Nestlé Sustainably Sourced chocolate is crafted using cocoa that is certified by the Rainforest Alliance and sourced through the Nestlé Cocoa Plan. This sustainability program, established by Nestlé 15 years ago, has engaged more than 170,000 families so far, building on three pillars:

  • Better farming, aiming to improve livelihoods in communities
  • Better lives, aiming to improve social conditions for families
  • Better cocoa, aiming to improve product sustainability

The new travel retail confectionery brand will be available in airports around the world. In line with Nestlé confectionery brands that have transitioned to paper packaging, Nestlé Sustainably Sourced Cocoa will also be available in a recyclable paper pouch.

Travelers will be able to personalize their 170 g and 280 g bars by adding their own messages to the product sleeves. The campaign visuals will encourage customers to learn more about the Nestlé Cocoa Plan and the collaboration with the Rainforest Alliance.

“Through creative branding, we can provide transparency on the origin of the cocoa used in our chocolate," says Aura Sanchez, head of marketing at Nestlé Travel Retail. “It enables us to raise awareness about our longstanding commitments to supporting cocoa-farming families and the long-term sustainability of cocoa production.”

Nestlé most recently launched the first KitKat made with fully traceable cocoa ingredients sourced from farming families it supports.

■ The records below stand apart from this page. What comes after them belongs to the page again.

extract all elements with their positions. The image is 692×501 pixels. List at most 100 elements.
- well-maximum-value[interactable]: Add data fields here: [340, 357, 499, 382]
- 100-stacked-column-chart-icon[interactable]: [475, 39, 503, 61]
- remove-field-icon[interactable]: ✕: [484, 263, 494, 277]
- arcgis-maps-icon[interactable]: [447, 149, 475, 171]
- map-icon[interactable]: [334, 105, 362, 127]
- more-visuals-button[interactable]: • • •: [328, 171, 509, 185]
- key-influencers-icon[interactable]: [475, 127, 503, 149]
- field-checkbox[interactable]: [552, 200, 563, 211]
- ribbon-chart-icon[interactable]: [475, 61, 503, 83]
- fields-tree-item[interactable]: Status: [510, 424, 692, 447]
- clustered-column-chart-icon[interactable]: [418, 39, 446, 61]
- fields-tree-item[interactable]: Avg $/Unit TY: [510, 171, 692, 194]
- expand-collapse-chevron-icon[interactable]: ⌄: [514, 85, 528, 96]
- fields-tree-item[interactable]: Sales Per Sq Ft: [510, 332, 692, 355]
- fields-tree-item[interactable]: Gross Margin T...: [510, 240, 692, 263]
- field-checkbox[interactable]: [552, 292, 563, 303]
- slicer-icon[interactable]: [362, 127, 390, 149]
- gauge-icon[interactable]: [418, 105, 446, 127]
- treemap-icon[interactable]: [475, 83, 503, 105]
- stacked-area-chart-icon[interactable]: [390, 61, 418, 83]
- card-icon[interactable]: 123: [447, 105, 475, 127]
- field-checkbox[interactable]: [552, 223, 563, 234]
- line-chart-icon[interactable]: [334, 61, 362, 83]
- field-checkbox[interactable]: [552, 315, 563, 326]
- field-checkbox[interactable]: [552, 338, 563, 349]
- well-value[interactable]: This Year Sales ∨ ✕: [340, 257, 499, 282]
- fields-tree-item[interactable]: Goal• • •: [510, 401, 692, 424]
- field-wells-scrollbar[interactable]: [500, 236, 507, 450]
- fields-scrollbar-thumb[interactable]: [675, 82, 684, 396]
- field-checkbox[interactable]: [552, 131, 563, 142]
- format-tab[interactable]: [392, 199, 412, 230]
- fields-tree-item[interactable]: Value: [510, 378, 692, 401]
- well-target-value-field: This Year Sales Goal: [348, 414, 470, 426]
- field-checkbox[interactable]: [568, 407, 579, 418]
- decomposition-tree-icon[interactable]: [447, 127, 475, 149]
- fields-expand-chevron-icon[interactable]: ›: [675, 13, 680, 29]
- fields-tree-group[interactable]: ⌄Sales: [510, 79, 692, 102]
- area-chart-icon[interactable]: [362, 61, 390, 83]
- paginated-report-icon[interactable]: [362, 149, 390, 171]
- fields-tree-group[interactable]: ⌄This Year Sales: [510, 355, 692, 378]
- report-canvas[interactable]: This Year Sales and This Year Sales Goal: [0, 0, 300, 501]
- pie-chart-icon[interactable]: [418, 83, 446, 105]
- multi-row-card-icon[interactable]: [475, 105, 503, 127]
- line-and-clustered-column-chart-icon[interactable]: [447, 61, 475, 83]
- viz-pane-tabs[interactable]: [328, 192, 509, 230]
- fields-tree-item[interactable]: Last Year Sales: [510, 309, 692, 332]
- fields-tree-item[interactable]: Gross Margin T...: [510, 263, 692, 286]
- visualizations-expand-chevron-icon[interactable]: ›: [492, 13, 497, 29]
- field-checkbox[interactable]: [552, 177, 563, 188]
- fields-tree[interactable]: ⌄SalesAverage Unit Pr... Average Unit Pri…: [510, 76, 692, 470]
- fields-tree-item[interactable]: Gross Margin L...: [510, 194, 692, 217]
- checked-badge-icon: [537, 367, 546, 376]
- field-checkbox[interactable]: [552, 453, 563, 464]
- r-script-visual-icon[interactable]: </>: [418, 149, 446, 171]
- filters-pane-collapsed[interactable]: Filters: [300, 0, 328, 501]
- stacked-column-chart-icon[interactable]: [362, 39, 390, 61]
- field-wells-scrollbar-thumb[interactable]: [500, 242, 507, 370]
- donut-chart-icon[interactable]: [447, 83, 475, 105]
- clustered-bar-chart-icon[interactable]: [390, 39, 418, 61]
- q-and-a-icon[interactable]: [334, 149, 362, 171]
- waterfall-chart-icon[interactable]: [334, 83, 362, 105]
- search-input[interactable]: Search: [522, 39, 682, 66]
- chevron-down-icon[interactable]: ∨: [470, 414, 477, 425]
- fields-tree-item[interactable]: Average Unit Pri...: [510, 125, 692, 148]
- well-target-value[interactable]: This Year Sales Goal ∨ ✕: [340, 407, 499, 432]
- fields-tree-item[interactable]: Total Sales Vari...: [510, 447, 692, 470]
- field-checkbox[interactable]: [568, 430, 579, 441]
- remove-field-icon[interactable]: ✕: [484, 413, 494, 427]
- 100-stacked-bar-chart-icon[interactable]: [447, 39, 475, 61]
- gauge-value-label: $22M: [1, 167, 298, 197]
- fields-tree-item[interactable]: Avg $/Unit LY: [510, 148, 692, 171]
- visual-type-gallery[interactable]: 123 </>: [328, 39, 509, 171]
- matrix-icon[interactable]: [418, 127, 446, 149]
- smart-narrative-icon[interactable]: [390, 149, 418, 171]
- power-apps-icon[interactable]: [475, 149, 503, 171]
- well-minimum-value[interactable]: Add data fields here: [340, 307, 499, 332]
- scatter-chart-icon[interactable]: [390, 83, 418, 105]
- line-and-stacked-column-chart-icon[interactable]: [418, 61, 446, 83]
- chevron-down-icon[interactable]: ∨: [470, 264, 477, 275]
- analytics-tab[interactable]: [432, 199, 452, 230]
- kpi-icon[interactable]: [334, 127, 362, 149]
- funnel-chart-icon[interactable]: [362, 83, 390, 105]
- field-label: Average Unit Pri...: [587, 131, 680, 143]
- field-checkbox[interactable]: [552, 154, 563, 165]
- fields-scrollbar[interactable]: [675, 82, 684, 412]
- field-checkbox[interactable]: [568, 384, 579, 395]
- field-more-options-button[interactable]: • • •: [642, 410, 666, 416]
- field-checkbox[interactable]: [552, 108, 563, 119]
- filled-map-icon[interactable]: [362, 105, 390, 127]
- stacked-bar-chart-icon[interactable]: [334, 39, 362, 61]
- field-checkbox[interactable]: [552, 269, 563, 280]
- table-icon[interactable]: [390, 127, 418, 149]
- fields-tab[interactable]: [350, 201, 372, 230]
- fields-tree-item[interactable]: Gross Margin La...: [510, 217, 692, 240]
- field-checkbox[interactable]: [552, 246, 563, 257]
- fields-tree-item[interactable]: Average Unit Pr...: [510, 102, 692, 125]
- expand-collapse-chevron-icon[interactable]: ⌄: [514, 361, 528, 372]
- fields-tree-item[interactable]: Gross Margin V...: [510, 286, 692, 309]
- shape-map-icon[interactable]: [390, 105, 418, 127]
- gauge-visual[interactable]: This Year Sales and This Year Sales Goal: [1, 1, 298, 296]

As part of the Nestlé Cocoa Plan, more than 1.2 million forest and fruit trees have been distributed to cocoa farmers. These trees help reduce the harsh effects of the sun and provide moisture-rich spaces for crops to survive during the dry season. In addition, nearly 20,000 hectares were pruned as part of the income accelerator program to improve crop productivity and reduce the prevalence of pests and diseases on cocoa farms.